Documentation for native MMR support

bzhangam · bzhangam · commit 292deaeab47a · 2025-09-24T10:06:33.000-07:00
Signed-off-by: Bo Zhang &lt;bzhangam@amazon.com&gt;
diff --git a/_search-plugins/search-pipelines/index.md b/_search-plugins/search-pipelines/index.md
@@ -20,6 +20,7 @@ The following is a list of search pipeline terminology:
 * [_Search response processor_]({{site.url}}{{site.baseurl}}/search-plugins/search-pipelines/search-processors#search-response-processors): A component that intercepts a search response and search request (the query, results, and metadata passed in the request), performs an operation with or on the search response, and returns the search response.
 * [_Search phase results processor_]({{site.url}}{{site.baseurl}}/search-plugins/search-pipelines/search-processors#search-phase-results-processors): A component that runs between search phases at the coordinating node level. A search phase results processor intercepts the results retrieved from one search phase and transforms them before passing them to the next search phase.
 * [_Processor_]({{site.url}}{{site.baseurl}}/search-plugins/search-pipelines/search-processors/): Either a search request processor or a search response processor.
+* [_System Generated Processor_]({{site.url}}{{site.baseurl}}/search-plugins/search-pipelines/system-generated-search-processors/): System generated search processors.
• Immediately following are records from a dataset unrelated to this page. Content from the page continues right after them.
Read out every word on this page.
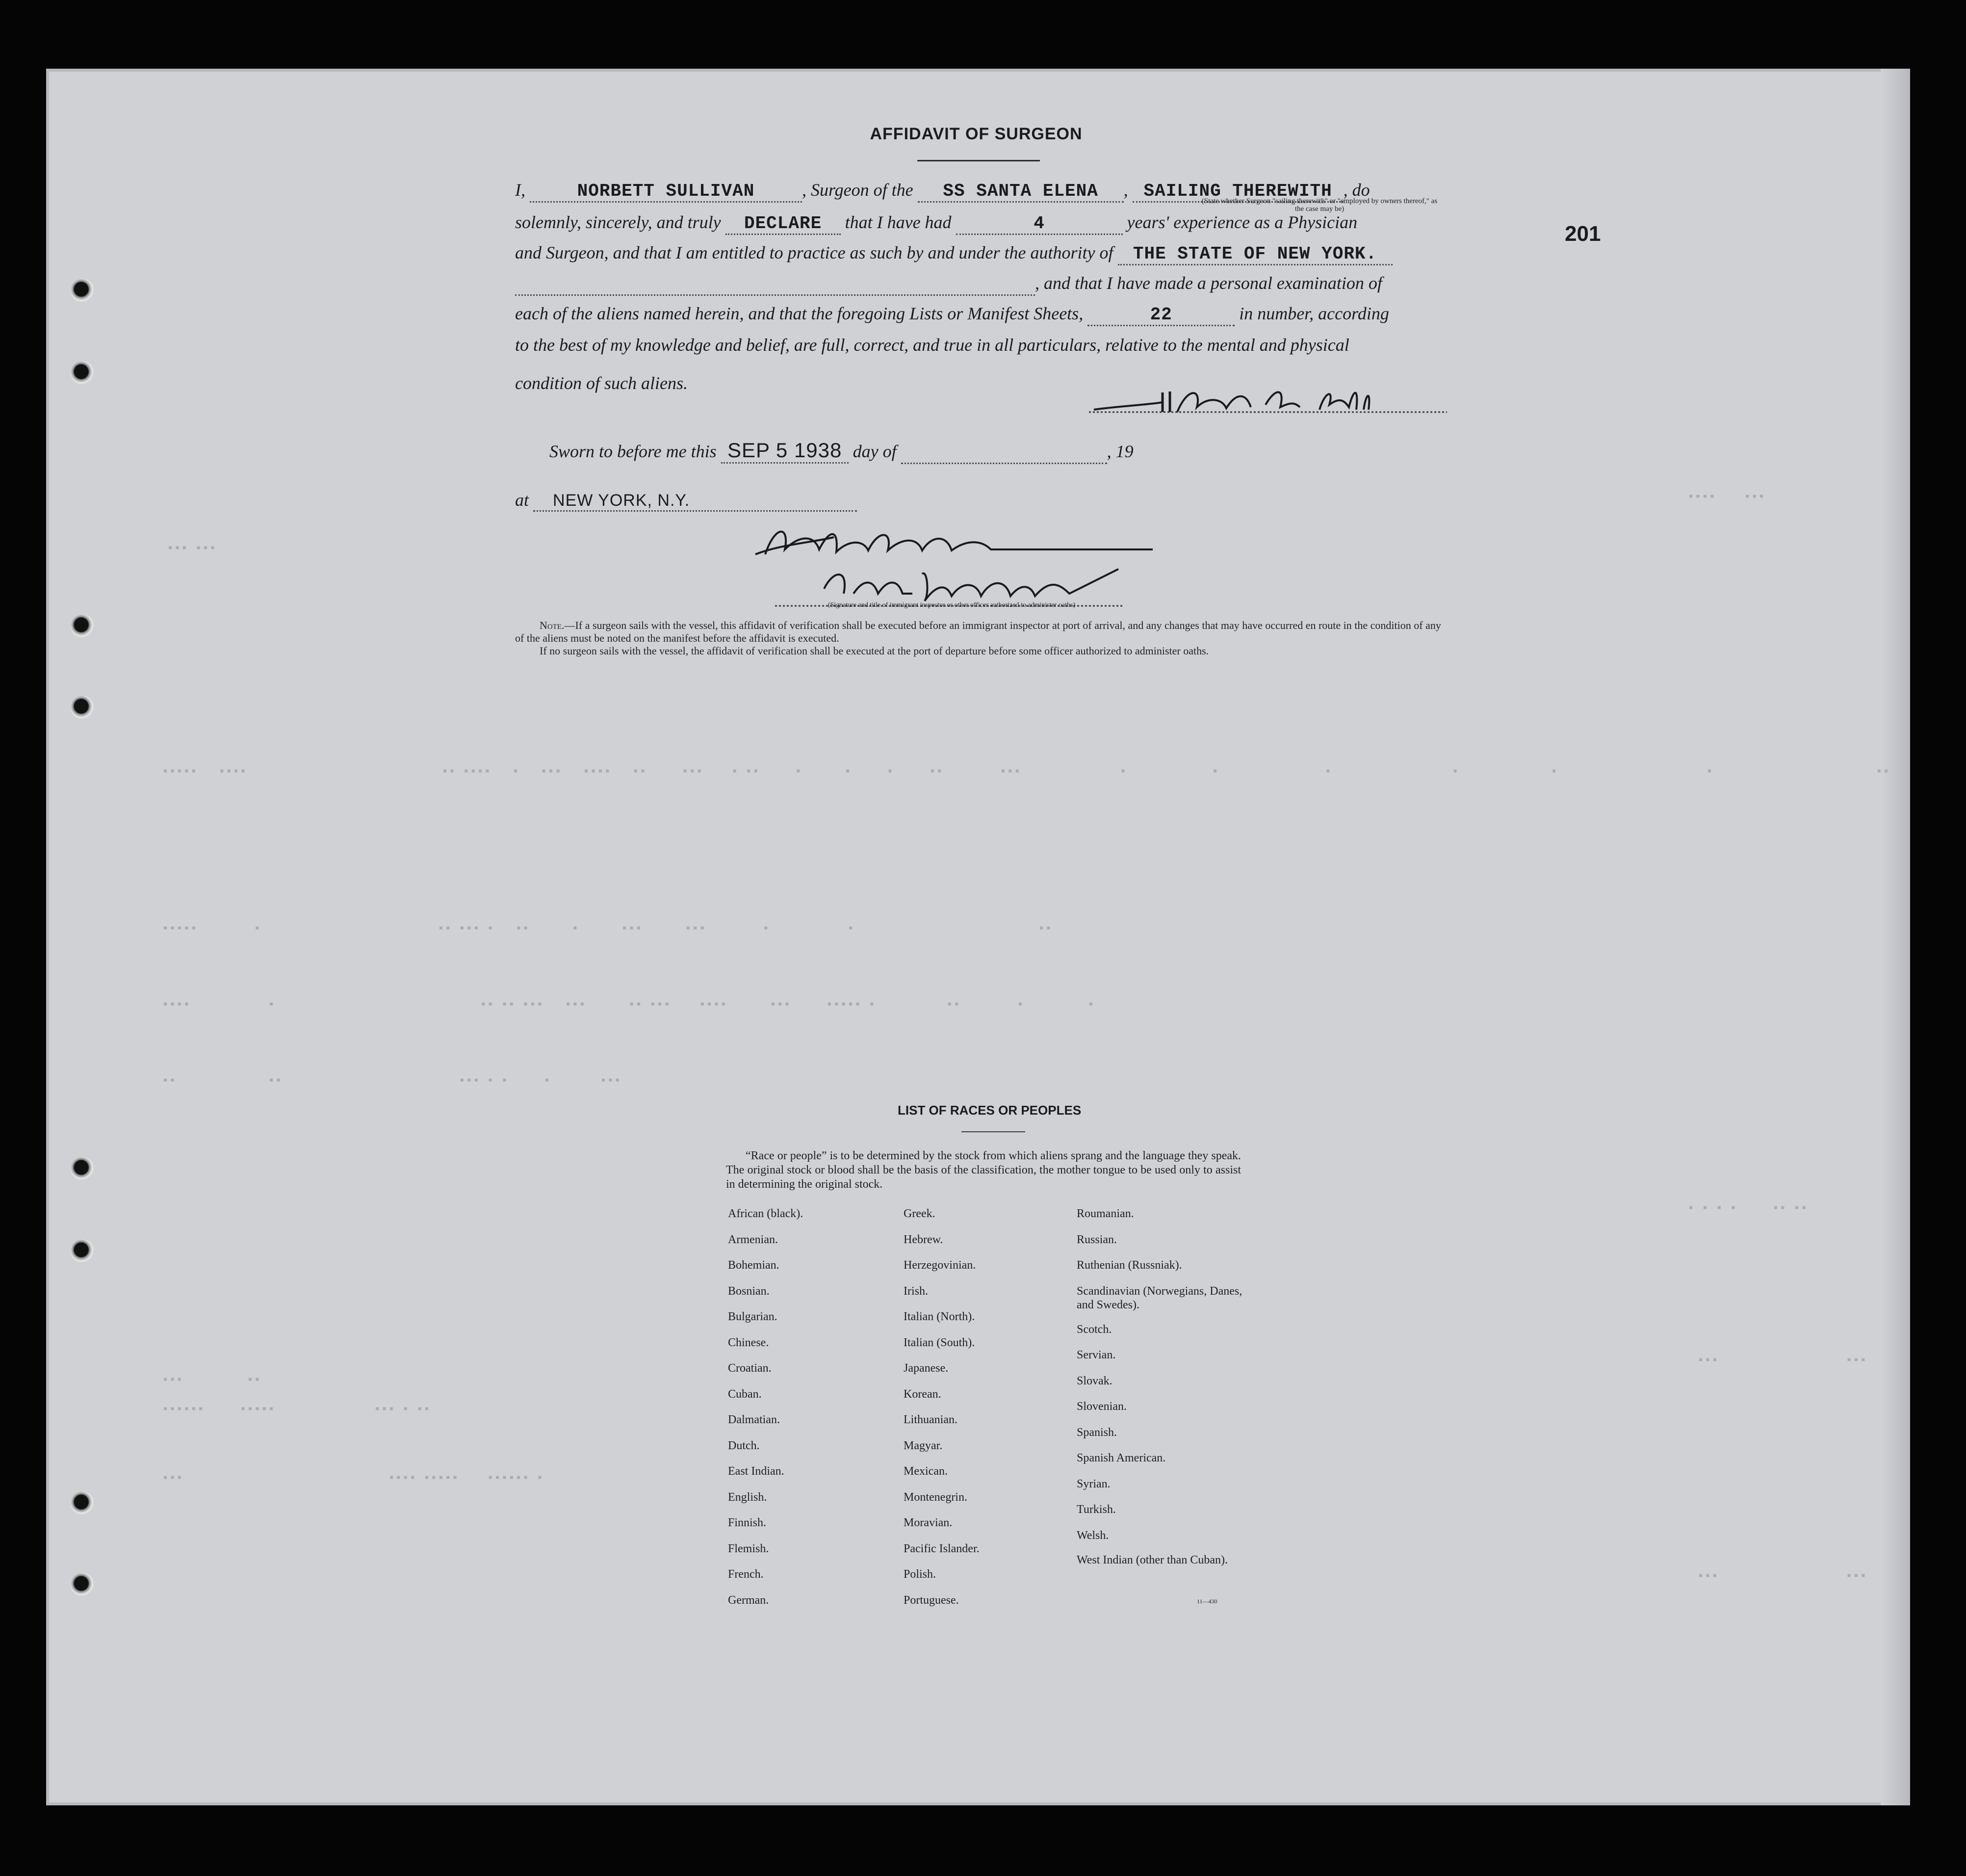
▪▪▪ ▪▪▪
▪▪▪▪▪   ▪▪▪▪	▪▪ ▪▪▪▪   ▪   ▪▪▪   ▪▪▪▪   ▪▪     ▪▪▪    ▪ ▪▪     ▪      ▪     ▪     ▪▪        ▪▪▪              ▪            ▪               ▪                 ▪             ▪                     ▪                       ▪▪
▪▪▪▪▪        ▪                         ▪▪ ▪▪▪ ▪   ▪▪      ▪      ▪▪▪      ▪▪▪        ▪           ▪                          ▪▪
▪▪▪▪           ▪                             ▪▪ ▪▪ ▪▪▪   ▪▪▪      ▪▪ ▪▪▪    ▪▪▪▪      ▪▪▪     ▪▪▪▪▪ ▪          ▪▪        ▪         ▪
▪▪             ▪▪                         ▪▪▪ ▪ ▪     ▪       ▪▪▪
▪▪▪         ▪▪
▪▪▪▪▪▪     ▪▪▪▪▪              ▪▪▪ ▪ ▪▪
▪▪▪                             ▪▪▪▪ ▪▪▪▪▪    ▪▪▪▪▪▪ ▪
▪▪▪▪    ▪▪▪
▪ ▪ ▪ ▪     ▪▪ ▪▪
▪▪▪                  ▪▪▪
▪▪▪                  ▪▪▪
AFFIDAVIT OF SURGEON
201
I,	NORBETT SULLIVAN	, Surgeon of the SS SANTA ELENA , SAILING THEREWITH , do
(State whether Surgeon "sailing therewith" or "employed by owners thereof," as the case may be)
solemnly, sincerely, and truly DECLARE that I have had	4	years' experience as a Physician
and Surgeon, and that I am entitled to practice as such by and under the authority of THE STATE OF NEW YORK.
, and that I have made a personal examination of
each of the aliens named herein, and that the foregoing Lists or Manifest Sheets,	22	in number, according
to the best of my knowledge and belief, are full, correct, and true in all particulars, relative to the mental and physical
condition of such aliens.
Sworn to before me this SEP 5 1938 day of	, 19
at NEW YORK, N.Y.
(Signature and title of immigrant inspector or other officer authorized to administer oaths)
Note.—If a surgeon sails with the vessel, this affidavit of verification shall be executed before an immigrant inspector at port of arrival, and any changes that may have occurred en route in the condition of any of the aliens must be noted on the manifest before the affidavit is executed.
If no surgeon sails with the vessel, the affidavit of verification shall be executed at the port of departure before some officer authorized to administer oaths.
LIST OF RACES OR PEOPLES
“Race or people” is to be determined by the stock from which aliens sprang and the language they speak. The original stock or blood shall be the basis of the classification, the mother tongue to be used only to assist in determining the original stock.
African (black).
Armenian.
Bohemian.
Bosnian.
Bulgarian.
Chinese.
Croatian.
Cuban.
Dalmatian.
Dutch.
East Indian.
English.
Finnish.
Flemish.
French.
German.
Greek.
Hebrew.
Herzegovinian.
Irish.
Italian (North).
Italian (South).
Japanese.
Korean.
Lithuanian.
Magyar.
Mexican.
Montenegrin.
Moravian.
Pacific Islander.
Polish.
Portuguese.
Roumanian.
Russian.
Ruthenian (Russniak).
Scandinavian (Norwegians, Danes, and Swedes).
Scotch.
Servian.
Slovak.
Slovenian.
Spanish.
Spanish American.
Syrian.
Turkish.
Welsh.
West Indian (other than Cuban).
11—430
 * _Search pipeline_: An ordered list of processors that is integrated into OpenSearch. The pipeline intercepts a query, performs processing on the query, sends it to OpenSearch, intercepts the results, performs processing on the results, and returns them to the calling application, as shown in the following diagram. 
 
 ![Search processor diagram]({{site.url}}{{site.baseurl}}/images/search-pipelines.png)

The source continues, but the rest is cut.